You neglect to realize the reason we have so many dependent on government to take care of them is because of the vast amount of resources being shifted to those creating the wealth disparity in the first place (Wall Street and the Fav Five Primary Dealers).  The debt trap that allows for this system to continue to the detriment of the 99.999% of the population is the debt itself, as direct taxation to pay for this corporate extravagance would get the rulers hanged.  Instead of taxing, they borrow and print and the public doesn't yet grasp that the public is paying for this debt through higher food and energy prices. 

Cutting off perpetual public sector debt in order to bring about the chaos and destruction of the elite (suckling the tit of Uncle Sam) is something I would be willing to risk. 

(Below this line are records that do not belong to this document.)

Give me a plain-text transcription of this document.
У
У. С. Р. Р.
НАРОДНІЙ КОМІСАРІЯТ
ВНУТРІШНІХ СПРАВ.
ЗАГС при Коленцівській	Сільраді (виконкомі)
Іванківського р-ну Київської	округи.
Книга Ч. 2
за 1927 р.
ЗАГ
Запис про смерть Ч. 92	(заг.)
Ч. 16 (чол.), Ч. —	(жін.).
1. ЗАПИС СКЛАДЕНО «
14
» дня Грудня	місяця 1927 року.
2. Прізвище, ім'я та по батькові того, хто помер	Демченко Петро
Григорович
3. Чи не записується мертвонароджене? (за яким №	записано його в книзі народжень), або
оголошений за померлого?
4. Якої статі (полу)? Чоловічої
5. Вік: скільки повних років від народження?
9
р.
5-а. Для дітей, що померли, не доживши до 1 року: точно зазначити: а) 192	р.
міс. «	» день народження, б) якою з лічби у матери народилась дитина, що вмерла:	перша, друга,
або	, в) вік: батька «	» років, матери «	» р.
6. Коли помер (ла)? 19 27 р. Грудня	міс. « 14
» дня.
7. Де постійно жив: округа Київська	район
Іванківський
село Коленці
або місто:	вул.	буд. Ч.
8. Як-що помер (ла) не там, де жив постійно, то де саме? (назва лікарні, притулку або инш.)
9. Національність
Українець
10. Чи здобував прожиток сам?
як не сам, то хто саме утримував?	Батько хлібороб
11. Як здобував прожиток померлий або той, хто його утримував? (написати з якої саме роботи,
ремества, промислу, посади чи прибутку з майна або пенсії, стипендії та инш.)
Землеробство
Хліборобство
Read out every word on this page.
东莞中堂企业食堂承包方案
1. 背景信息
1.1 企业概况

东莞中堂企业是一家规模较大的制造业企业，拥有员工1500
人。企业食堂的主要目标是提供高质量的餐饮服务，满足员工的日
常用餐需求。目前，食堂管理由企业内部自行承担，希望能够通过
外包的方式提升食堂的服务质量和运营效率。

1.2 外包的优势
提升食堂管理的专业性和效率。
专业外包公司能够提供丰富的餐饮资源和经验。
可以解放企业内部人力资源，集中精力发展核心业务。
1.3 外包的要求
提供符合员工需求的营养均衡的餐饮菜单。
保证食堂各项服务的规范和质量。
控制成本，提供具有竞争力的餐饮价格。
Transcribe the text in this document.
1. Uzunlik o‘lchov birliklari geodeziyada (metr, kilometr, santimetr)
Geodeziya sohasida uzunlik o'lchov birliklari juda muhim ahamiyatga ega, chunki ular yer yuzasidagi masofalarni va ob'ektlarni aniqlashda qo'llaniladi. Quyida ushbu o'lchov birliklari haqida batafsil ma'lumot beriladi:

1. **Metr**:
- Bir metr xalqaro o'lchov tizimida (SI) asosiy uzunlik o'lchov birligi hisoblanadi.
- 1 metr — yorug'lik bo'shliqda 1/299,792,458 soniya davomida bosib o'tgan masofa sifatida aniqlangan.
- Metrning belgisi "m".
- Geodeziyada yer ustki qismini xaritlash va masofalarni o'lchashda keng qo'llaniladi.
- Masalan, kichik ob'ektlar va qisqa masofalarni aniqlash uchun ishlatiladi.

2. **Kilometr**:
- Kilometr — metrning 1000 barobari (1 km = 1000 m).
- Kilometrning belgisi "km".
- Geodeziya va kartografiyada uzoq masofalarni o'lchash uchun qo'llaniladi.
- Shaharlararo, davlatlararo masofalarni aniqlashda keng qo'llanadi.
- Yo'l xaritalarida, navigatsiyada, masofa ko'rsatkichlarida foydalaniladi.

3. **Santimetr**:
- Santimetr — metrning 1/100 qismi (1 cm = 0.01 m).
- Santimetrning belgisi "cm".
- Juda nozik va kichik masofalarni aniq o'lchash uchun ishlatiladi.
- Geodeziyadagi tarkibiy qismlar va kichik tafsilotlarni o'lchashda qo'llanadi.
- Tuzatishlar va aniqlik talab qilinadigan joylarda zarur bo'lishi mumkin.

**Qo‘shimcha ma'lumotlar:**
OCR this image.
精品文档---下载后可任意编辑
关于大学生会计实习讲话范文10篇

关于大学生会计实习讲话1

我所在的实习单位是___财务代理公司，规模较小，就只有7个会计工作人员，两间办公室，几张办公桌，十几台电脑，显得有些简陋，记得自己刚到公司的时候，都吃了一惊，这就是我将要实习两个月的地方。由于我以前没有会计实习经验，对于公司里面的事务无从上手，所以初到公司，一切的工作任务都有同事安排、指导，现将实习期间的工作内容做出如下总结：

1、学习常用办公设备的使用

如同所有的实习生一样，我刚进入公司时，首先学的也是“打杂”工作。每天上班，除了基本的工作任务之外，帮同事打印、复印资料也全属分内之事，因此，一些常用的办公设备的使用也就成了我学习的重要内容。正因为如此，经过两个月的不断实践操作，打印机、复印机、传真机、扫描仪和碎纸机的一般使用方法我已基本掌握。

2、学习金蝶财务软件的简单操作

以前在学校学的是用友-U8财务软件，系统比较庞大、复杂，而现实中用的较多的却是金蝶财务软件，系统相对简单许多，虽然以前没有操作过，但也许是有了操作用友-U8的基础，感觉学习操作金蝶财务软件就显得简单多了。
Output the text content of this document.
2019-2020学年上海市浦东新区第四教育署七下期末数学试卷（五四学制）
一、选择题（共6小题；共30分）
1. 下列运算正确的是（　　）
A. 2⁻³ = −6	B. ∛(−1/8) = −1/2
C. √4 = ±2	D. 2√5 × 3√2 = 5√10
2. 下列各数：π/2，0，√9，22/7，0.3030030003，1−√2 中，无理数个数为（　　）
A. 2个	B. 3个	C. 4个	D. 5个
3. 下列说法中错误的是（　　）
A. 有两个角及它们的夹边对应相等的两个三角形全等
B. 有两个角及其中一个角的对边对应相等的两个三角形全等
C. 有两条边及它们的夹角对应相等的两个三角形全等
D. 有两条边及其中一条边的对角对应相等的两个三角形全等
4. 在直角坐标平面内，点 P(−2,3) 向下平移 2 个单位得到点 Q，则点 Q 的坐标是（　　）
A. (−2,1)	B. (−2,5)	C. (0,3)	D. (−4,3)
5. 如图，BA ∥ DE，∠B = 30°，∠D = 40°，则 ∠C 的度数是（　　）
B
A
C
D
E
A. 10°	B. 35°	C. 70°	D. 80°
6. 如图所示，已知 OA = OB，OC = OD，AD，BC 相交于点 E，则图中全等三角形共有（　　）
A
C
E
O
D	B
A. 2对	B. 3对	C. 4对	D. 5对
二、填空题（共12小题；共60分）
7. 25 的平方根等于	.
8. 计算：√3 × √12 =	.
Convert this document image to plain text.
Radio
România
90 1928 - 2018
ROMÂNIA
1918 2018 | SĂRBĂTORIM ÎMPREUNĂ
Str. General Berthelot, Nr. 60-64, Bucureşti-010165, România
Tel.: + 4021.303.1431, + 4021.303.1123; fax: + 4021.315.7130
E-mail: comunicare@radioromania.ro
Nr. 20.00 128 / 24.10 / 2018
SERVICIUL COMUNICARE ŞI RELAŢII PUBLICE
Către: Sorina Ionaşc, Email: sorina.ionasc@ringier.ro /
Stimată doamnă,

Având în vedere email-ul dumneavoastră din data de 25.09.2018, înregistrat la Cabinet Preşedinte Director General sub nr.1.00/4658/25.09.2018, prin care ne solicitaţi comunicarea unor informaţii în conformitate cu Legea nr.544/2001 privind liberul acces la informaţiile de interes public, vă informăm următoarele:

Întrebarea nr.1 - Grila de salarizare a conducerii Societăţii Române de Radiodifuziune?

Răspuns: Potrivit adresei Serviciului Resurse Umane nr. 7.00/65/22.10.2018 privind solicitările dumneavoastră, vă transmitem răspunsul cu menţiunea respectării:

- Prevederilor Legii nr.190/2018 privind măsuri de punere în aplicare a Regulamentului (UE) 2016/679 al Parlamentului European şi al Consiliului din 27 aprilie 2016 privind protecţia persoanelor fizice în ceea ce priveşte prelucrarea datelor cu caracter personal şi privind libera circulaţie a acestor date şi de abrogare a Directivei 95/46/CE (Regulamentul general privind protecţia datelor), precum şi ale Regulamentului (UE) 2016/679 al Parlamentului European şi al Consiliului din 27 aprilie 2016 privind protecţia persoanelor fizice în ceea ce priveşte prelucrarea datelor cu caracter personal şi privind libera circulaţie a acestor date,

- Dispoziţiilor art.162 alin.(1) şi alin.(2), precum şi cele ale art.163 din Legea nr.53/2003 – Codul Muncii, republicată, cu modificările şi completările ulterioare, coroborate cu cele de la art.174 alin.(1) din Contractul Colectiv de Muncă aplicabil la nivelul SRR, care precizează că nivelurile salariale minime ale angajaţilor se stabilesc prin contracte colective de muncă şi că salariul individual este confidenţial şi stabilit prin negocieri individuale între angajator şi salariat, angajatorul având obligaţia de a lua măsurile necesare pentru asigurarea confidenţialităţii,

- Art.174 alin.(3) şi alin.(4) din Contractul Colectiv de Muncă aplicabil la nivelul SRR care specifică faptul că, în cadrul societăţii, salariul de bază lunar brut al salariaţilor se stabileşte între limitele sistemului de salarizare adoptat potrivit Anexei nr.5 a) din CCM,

This progressive line of reasoning you are parroting that we can incrementally increase the debt in order to fix the debt is what got us into this mess in the first place.  Demopublicans are both to blame.   Time for a real solution of constrained spending, as government spending does NOT induce prosperity – it only rents it for a period of time and the rental agreement is now on a month-to-month basis. Benny’s your landlord bitchez.  Better recognize! 

Tue, 07/05/2011 - 13:54 | 1427115 earnulf
earnulf's picture

Wrong.   Goverment spending is 24% of GDP, at least get the numbers right if you are going to argue a point

Tue, 07/05/2011 - 13:59 | 1427128 jm
jm's picture

It was off the top of my head, but I don't think your number counts off-budget entitlements.  Even so, you make the case of managing instead of full-on stupid even stronger.

Tue, 07/05/2011 - 13:04 | 1426878 Dr. Engali
Dr. Engali's picture

Bring on the devastation. I am well positioned for it.